I always try to challenge myself with large stones. I create a double finger ring for a larger stone, it is a challenge because it may not be what the market is looking for but it is something I am proposing. As long as I’m doing what I love I am happy with that.
Q: You have a very impressive clientele base of high profile figures like Madonna, Blake Lively, Alicia Keys and others of the like. Can you recall the first time an individual of such stature showed interest in your designs?
A: One of my first clients was actually Celine Dion back in 2002 when I was entering my first point of sale. I had a [retailer] meeting and I left my pieces there overnight. They called me and asked for my pieces for three more days because Celine Dion wanted to see the pieces.

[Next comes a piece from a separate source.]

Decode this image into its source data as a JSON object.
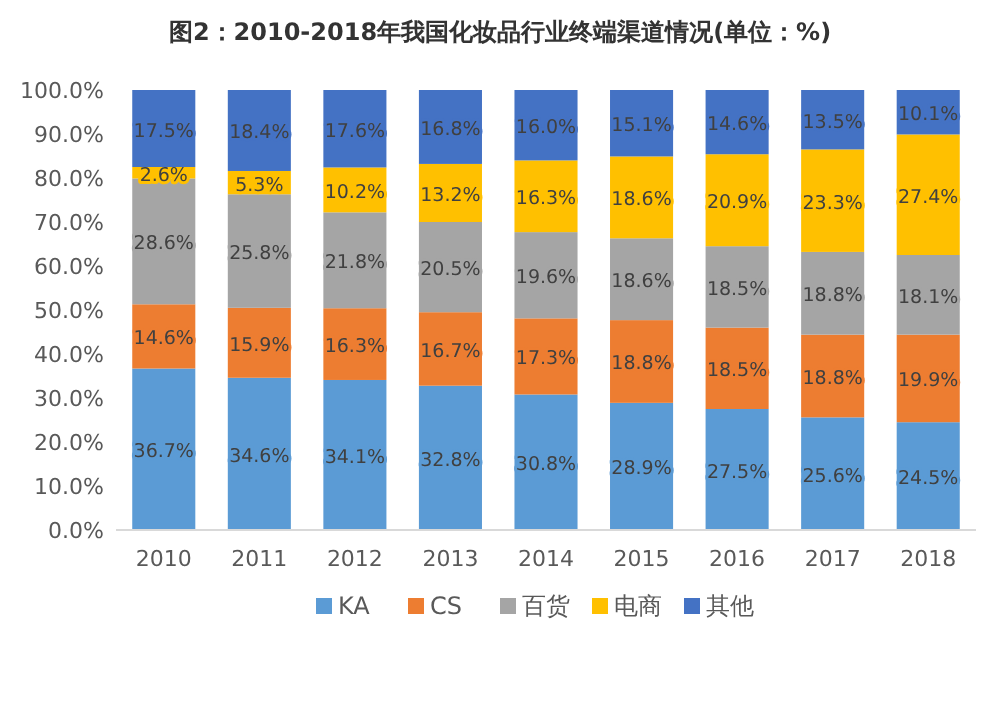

She kept five to six pieces.
Q: Can you explain the inverted diamond?
A: When my father was a stone dealer I was always very involved in diamonds and precious stones as I was working as a wholesaler. I remember once when I was working with a stone, I thought it was unfair [to only traditionally position it upright].
The [table, crown and girdle of the] stone [create] the lower center of gravity so it is close to the body. With the tip up, this creates a sense of dangerousness because that tip is sharp and one of the hardest stones [is a] diamond.
It can cut. It can hurt so turning it upside down creates such a different message. I was always intrigued by it so I started creating it very early on. There is also the opportunity to be beautiful in a different way.
Q: The Conscious Mining Program is something you are very passionate about. How does the program prioritize the local Brazilian economy and social issues in the region your materials are sourced from?
A: When brands like mine and many others are asking questions—where the stones come from—we teach consumers to ask questions and for the buyers to ask for providence and to go see with their own eyes if they can. This can create a cleaner and more responsible industry.
The independent jewelers can make the difference. If we independents unite to ask the questions, that is the force to drive the industry to change. We don’t have shareholders.
It is my company. I can ask for myself without reporting to shareholders. We have brands like Fernando Jorge and [others who have] also joined. This is why I say the future is brilliant.